Gliding on the ice at Bentley's fantasy camp
Fri, Mar 18 2016It was just before 2:00 PM when I landed in Helsinki, bleary-eyed and more than slightly disoriented, after a late-night departure from New York and an early-morning connection in Amsterdam. I was staring at the departures board. There was one more flight to go before I could join Bentley for Power on Ice, its annual ice driving experience in the northerly town of Kuusamo, but there was a problem: There were two HEL-KAO flights on the board, both slated to leave at 4:30, and it was impossible to discern which was Bentley's chartered flight to the alpine ski area. Nonplussed and unable to utter a word in Finnish, I approached a gate agent with rudimentary English to see if she knew which flight was mine. "I'm sorry, sir," she said in an Finnish take on the Omaha dialect, "Your plane does not seem to exist." I winced. Of course it didn't. "My" plane was way out on the tarmac, far away from proletariat jumbo jets, accessible only through a gate that the automaker had staffed and commandeered for the afternoon. It was an auspicious start to three days of attending Bentley's exclusive fantasy camp for its affluent super-fans, which purportedly exists to answer the question: What can you give the Bentley fan who already has everything?

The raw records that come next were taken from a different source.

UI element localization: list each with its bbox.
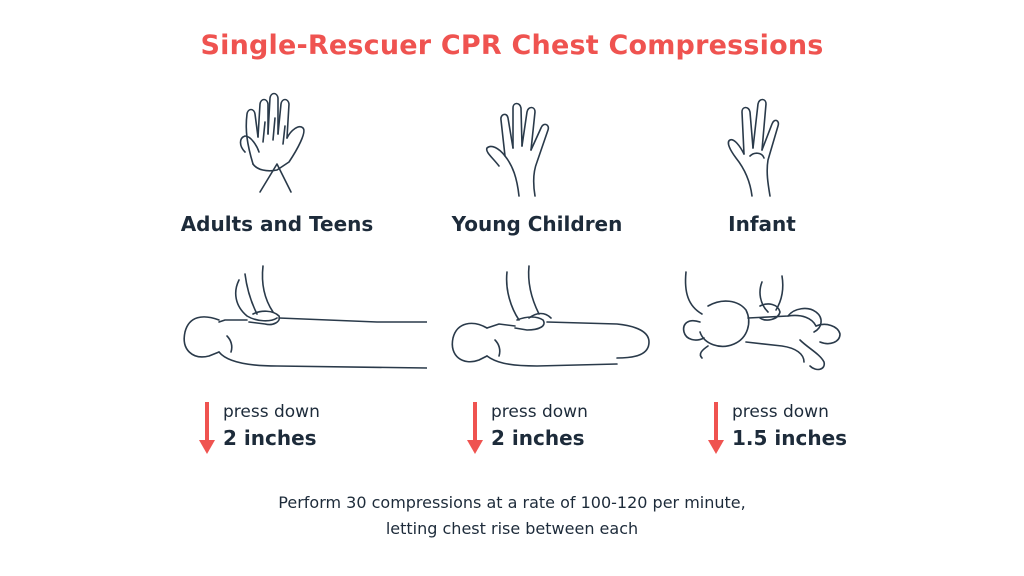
press-down-label: press down — [491, 402, 588, 422]
page-title: Single-Rescuer CPR Chest Compressions — [200, 30, 824, 61]
adults-teens-column: Adults and Teens press down 2 inches — [127, 0, 427, 576]
press-down-label: press down — [732, 402, 829, 422]
footer-line-1: Perform 30 compressions at a rate of 100… — [278, 493, 746, 512]
group-label: Adults and Teens — [180, 212, 374, 236]
depth-instruction: press down 1.5 inches — [708, 398, 928, 458]
group-label: Infant — [728, 212, 796, 236]
down-arrow-icon — [467, 402, 483, 454]
depth-value: 2 inches — [491, 426, 585, 450]
adult-chest-compression-icon — [183, 265, 427, 369]
down-arrow-icon — [708, 402, 724, 454]
one-hand-icon — [485, 102, 550, 197]
press-down-label: press down — [223, 402, 320, 422]
two-hands-interlocked-icon — [239, 92, 305, 193]
depth-instruction: press down 2 inches — [199, 398, 419, 458]
footer-instruction: Perform 30 compressions at a rate of 100… — [0, 490, 1024, 542]
infant-chest-compression-icon — [682, 271, 841, 371]
child-chest-compression-icon — [451, 265, 650, 367]
depth-value: 2 inches — [223, 426, 317, 450]
down-arrow-icon — [199, 402, 215, 454]
footer-line-2: letting chest rise between each — [385, 519, 639, 538]
depth-instruction: press down 2 inches — [467, 398, 687, 458]
young-children-column: Young Children press down 2 inches — [387, 0, 687, 576]
group-label: Young Children — [451, 212, 623, 236]
infant-column: Infant press down 1.5 inches — [612, 0, 912, 576]
depth-value: 1.5 inches — [732, 426, 848, 450]
two-fingers-icon — [727, 98, 780, 197]
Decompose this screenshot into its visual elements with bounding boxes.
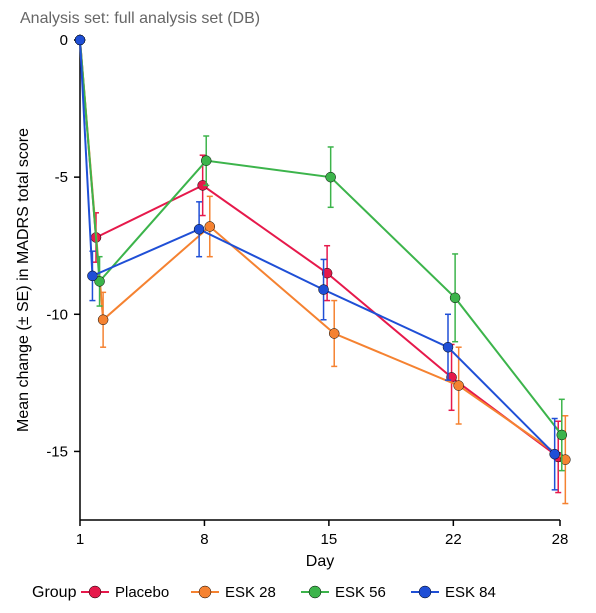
data-marker <box>98 315 108 325</box>
data-marker <box>454 381 464 391</box>
chart-container: Analysis set: full analysis set (DB) 0 -5… <box>0 0 596 613</box>
data-marker <box>87 271 97 281</box>
data-marker <box>194 224 204 234</box>
chart-svg: 0 -5 -10 -15 1 8 15 22 28 Day Mean change (± SE) i… <box>0 0 596 613</box>
series-line <box>80 40 555 454</box>
x-tick-label: 1 <box>76 531 84 548</box>
legend-marker <box>89 586 101 598</box>
chart-title: Analysis set: full analysis set (DB) <box>20 10 260 28</box>
y-axis-label: Mean change (± SE) in MADRS total score <box>15 128 32 432</box>
data-marker <box>329 328 339 338</box>
legend-label: ESK 56 <box>335 584 386 601</box>
y-tick-label: -5 <box>55 169 68 186</box>
data-marker <box>201 156 211 166</box>
y-tick-label: 0 <box>60 32 68 49</box>
legend-label: ESK 28 <box>225 584 276 601</box>
data-marker <box>75 35 85 45</box>
y-tick-label: -10 <box>46 306 68 323</box>
data-marker <box>205 222 215 232</box>
legend-marker <box>419 586 431 598</box>
series-line <box>80 40 558 457</box>
legend-marker <box>309 586 321 598</box>
data-marker <box>557 430 567 440</box>
data-marker <box>443 342 453 352</box>
legend-title: Group <box>32 584 77 601</box>
x-tick-label: 15 <box>321 531 338 548</box>
y-tick-label: -15 <box>46 443 68 460</box>
data-marker <box>319 285 329 295</box>
data-marker <box>450 293 460 303</box>
legend-marker <box>199 586 211 598</box>
legend-label: ESK 84 <box>445 584 496 601</box>
x-axis-label: Day <box>306 553 334 570</box>
legend-label: Placebo <box>115 584 169 601</box>
x-tick-label: 8 <box>200 531 208 548</box>
series-line <box>80 40 562 435</box>
data-marker <box>550 449 560 459</box>
x-tick-label: 22 <box>445 531 462 548</box>
data-marker <box>326 172 336 182</box>
x-tick-label: 28 <box>552 531 569 548</box>
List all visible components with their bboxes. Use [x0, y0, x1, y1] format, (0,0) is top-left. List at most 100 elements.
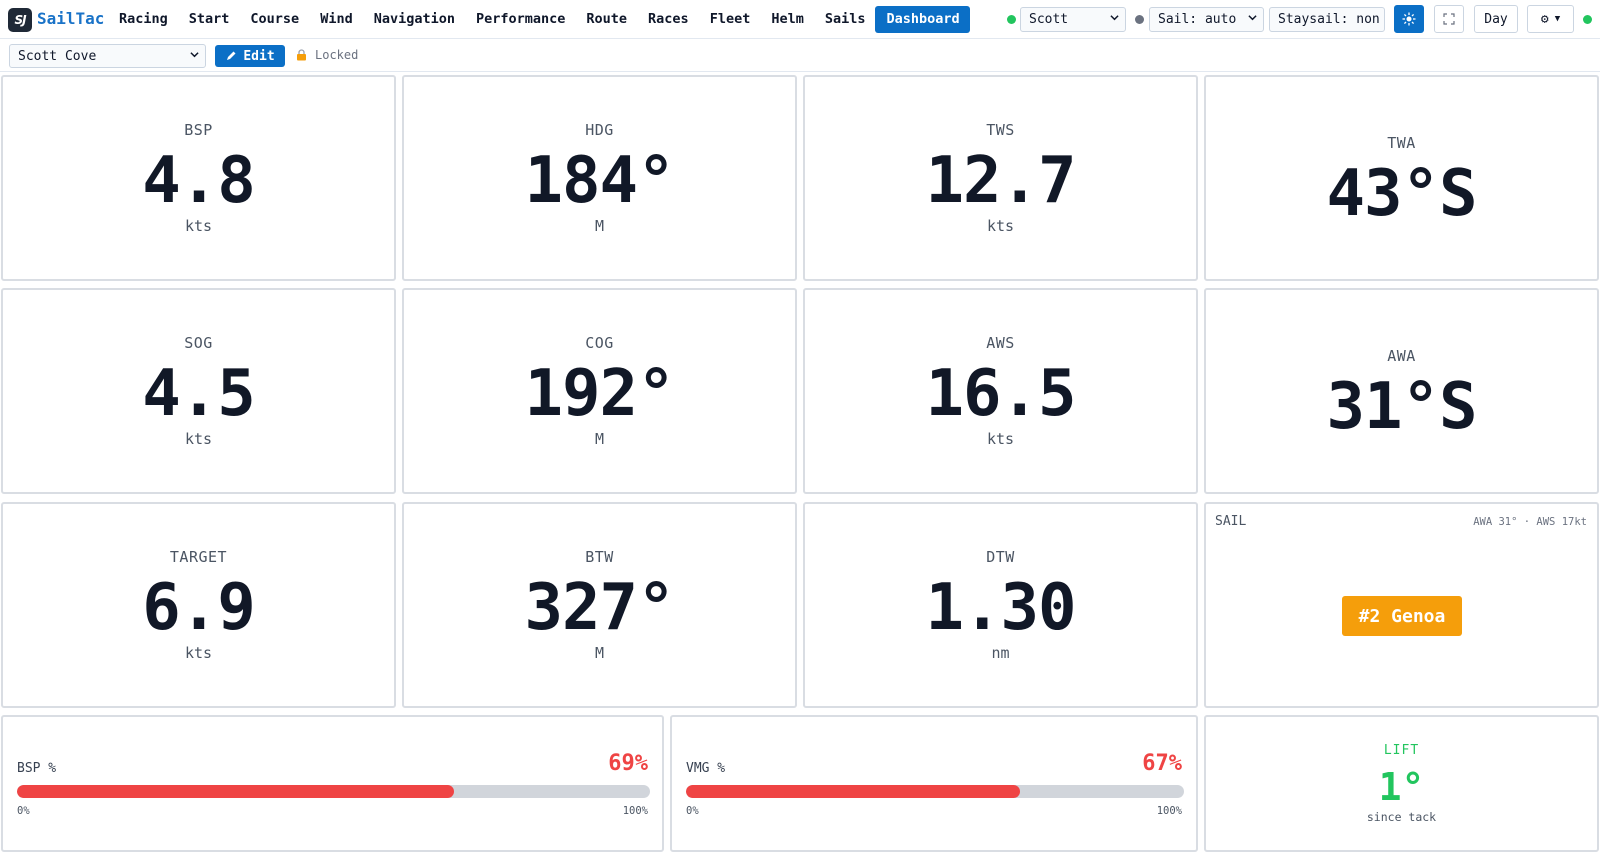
nav-course[interactable]: Course	[250, 11, 300, 27]
tile-label: BSP	[184, 121, 213, 139]
fullscreen-icon	[1443, 13, 1455, 25]
tile-bsp[interactable]: BSP 4.8 kts	[1, 75, 396, 281]
tile-label: HDG	[585, 121, 614, 139]
connection-status-dot	[1007, 15, 1016, 24]
percent-value: 69%	[608, 751, 648, 776]
tile-unit: kts	[986, 430, 1015, 448]
tile-sail[interactable]: SAIL AWA 31° · AWS 17kt #2 Genoa	[1204, 502, 1599, 708]
tile-dtw[interactable]: DTW 1.30 nm	[803, 502, 1198, 708]
tile-label: LIFT	[1383, 743, 1420, 758]
caret-down-icon: ▼	[1554, 14, 1561, 24]
lock-icon	[297, 49, 306, 61]
chevron-down-icon	[1248, 15, 1257, 21]
tile-unit: M	[594, 217, 605, 235]
tile-value: 192°	[524, 357, 675, 431]
settings-button[interactable]: ⚙ ▼	[1527, 5, 1574, 33]
boat-select[interactable]: Scott	[1020, 7, 1126, 32]
tile-label: COG	[585, 334, 614, 352]
tile-cog[interactable]: COG 192° M	[402, 288, 797, 494]
nav-navigation[interactable]: Navigation	[373, 11, 455, 27]
edit-label: Edit	[243, 48, 275, 64]
nav-racing[interactable]: Racing	[119, 11, 168, 27]
nav-route[interactable]: Route	[586, 11, 628, 27]
brand-name[interactable]: SailTac	[37, 9, 105, 28]
layout-select[interactable]: Scott Cove	[9, 44, 206, 68]
tile-label: VMG %	[686, 761, 726, 776]
day-mode-label: Day	[1484, 11, 1508, 27]
tile-value: 6.9	[142, 571, 256, 645]
tile-target[interactable]: TARGET 6.9 kts	[1, 502, 396, 708]
tile-unit: M	[594, 644, 605, 662]
sail-recommendation-badge[interactable]: #2 Genoa	[1342, 596, 1462, 636]
pencil-icon	[227, 51, 236, 60]
nav-fleet[interactable]: Fleet	[709, 11, 751, 27]
gear-icon: ⚙	[1540, 11, 1549, 27]
progress-fill	[686, 785, 1020, 798]
tile-label: DTW	[986, 548, 1015, 566]
progress-fill	[17, 785, 454, 798]
tile-value: 4.8	[142, 144, 256, 218]
progress-track	[686, 785, 1184, 798]
nav-start[interactable]: Start	[188, 11, 230, 27]
tile-value: 16.5	[925, 357, 1076, 431]
staysail-select[interactable]: Staysail: non	[1269, 7, 1385, 32]
tile-btw[interactable]: BTW 327° M	[402, 502, 797, 708]
tile-value: 1.30	[925, 571, 1076, 645]
tile-awa[interactable]: AWA 31°S	[1204, 288, 1599, 494]
nav-races[interactable]: Races	[648, 11, 689, 27]
tile-value: 31°S	[1326, 370, 1477, 444]
nav-helm[interactable]: Helm	[771, 11, 804, 27]
lift-value: 1°	[1378, 765, 1425, 809]
progress-max-label: 100%	[622, 805, 648, 817]
chevron-down-icon	[190, 52, 199, 58]
percent-value: 67%	[1142, 751, 1182, 776]
layout-select-value: Scott Cove	[18, 49, 97, 64]
sail-select[interactable]: Sail: auto	[1149, 7, 1264, 32]
progress-min-label: 0%	[17, 805, 30, 817]
sun-icon	[1402, 12, 1416, 26]
online-status-dot	[1583, 15, 1592, 24]
tile-tws[interactable]: TWS 12.7 kts	[803, 75, 1198, 281]
sail-status-dot	[1135, 15, 1144, 24]
lift-subtitle: since tack	[1366, 810, 1437, 824]
tile-unit: kts	[184, 217, 213, 235]
nav-performance[interactable]: Performance	[476, 11, 566, 27]
tile-unit: kts	[184, 430, 213, 448]
tile-label: TARGET	[169, 548, 228, 566]
edit-button[interactable]: Edit	[215, 45, 285, 67]
nav-dashboard[interactable]: Dashboard	[875, 6, 970, 33]
tile-twa[interactable]: TWA 43°S	[1204, 75, 1599, 281]
tile-value: 4.5	[142, 357, 256, 431]
sail-wind-info: AWA 31° · AWS 17kt	[1473, 516, 1587, 528]
progress-max-label: 100%	[1156, 805, 1182, 817]
tile-label: SAIL	[1215, 514, 1247, 529]
tile-vmg-percent[interactable]: VMG % 67% 0% 100%	[670, 715, 1198, 852]
tile-label: AWA	[1387, 347, 1416, 365]
dashboard-toolbar: Scott Cove Edit Locked	[0, 39, 1600, 72]
tile-sog[interactable]: SOG 4.5 kts	[1, 288, 396, 494]
tile-unit: kts	[986, 217, 1015, 235]
brightness-button[interactable]	[1394, 5, 1424, 33]
tile-label: TWS	[986, 121, 1015, 139]
day-mode-button[interactable]: Day	[1474, 5, 1518, 33]
top-navbar: SJ SailTac Racing Start Course Wind Navi…	[0, 0, 1600, 39]
tile-label: SOG	[184, 334, 213, 352]
tile-value: 12.7	[925, 144, 1076, 218]
staysail-select-value: Staysail: non	[1278, 12, 1380, 27]
tile-label: BTW	[585, 548, 614, 566]
progress-track	[17, 785, 650, 798]
app-logo[interactable]: SJ	[8, 8, 32, 32]
nav-wind[interactable]: Wind	[320, 11, 353, 27]
nav-sails[interactable]: Sails	[824, 11, 866, 27]
tile-label: BSP %	[17, 761, 57, 776]
tile-aws[interactable]: AWS 16.5 kts	[803, 288, 1198, 494]
sail-select-value: Sail: auto	[1158, 12, 1237, 27]
tile-bsp-percent[interactable]: BSP % 69% 0% 100%	[1, 715, 664, 852]
tile-value: 43°S	[1326, 157, 1477, 231]
tile-hdg[interactable]: HDG 184° M	[402, 75, 797, 281]
tile-label: AWS	[986, 334, 1015, 352]
tile-unit: M	[594, 430, 605, 448]
fullscreen-button[interactable]	[1434, 5, 1464, 33]
main-nav: Racing Start Course Wind Navigation Perf…	[108, 6, 970, 33]
tile-lift[interactable]: LIFT 1° since tack	[1204, 715, 1599, 852]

For drivers more accustomed to making graceful entries and exits in their posh vehicles, several days of power sliding on a private track more than suffices. You need not be a Bentley owner to participate in the program, but an aficionado of the brand with some cash burning a pretty big hole in the pocket. For the better part of a decade, Bentley has decamped to Kuusamo, the town located just south of the Arctic Circle, to prove the British performance bona-fides of its lineup on 19 square miles of frozen Kuusamojarvi lake, as part of the wintertime Power on Ice event. The program satisfies the need of high-end performance enthusiasts who want something different than arriving at another five-star hotel for another weekend of good eating, drinking, and relaxing. Plenty of brands assert that they have a bespoke answer for discerning customers, but Power on Ice is truly different. You need not be a Bentley owner to participate in the program, but an aficionado of the brand with some cash burning a pretty big hole in the pocket.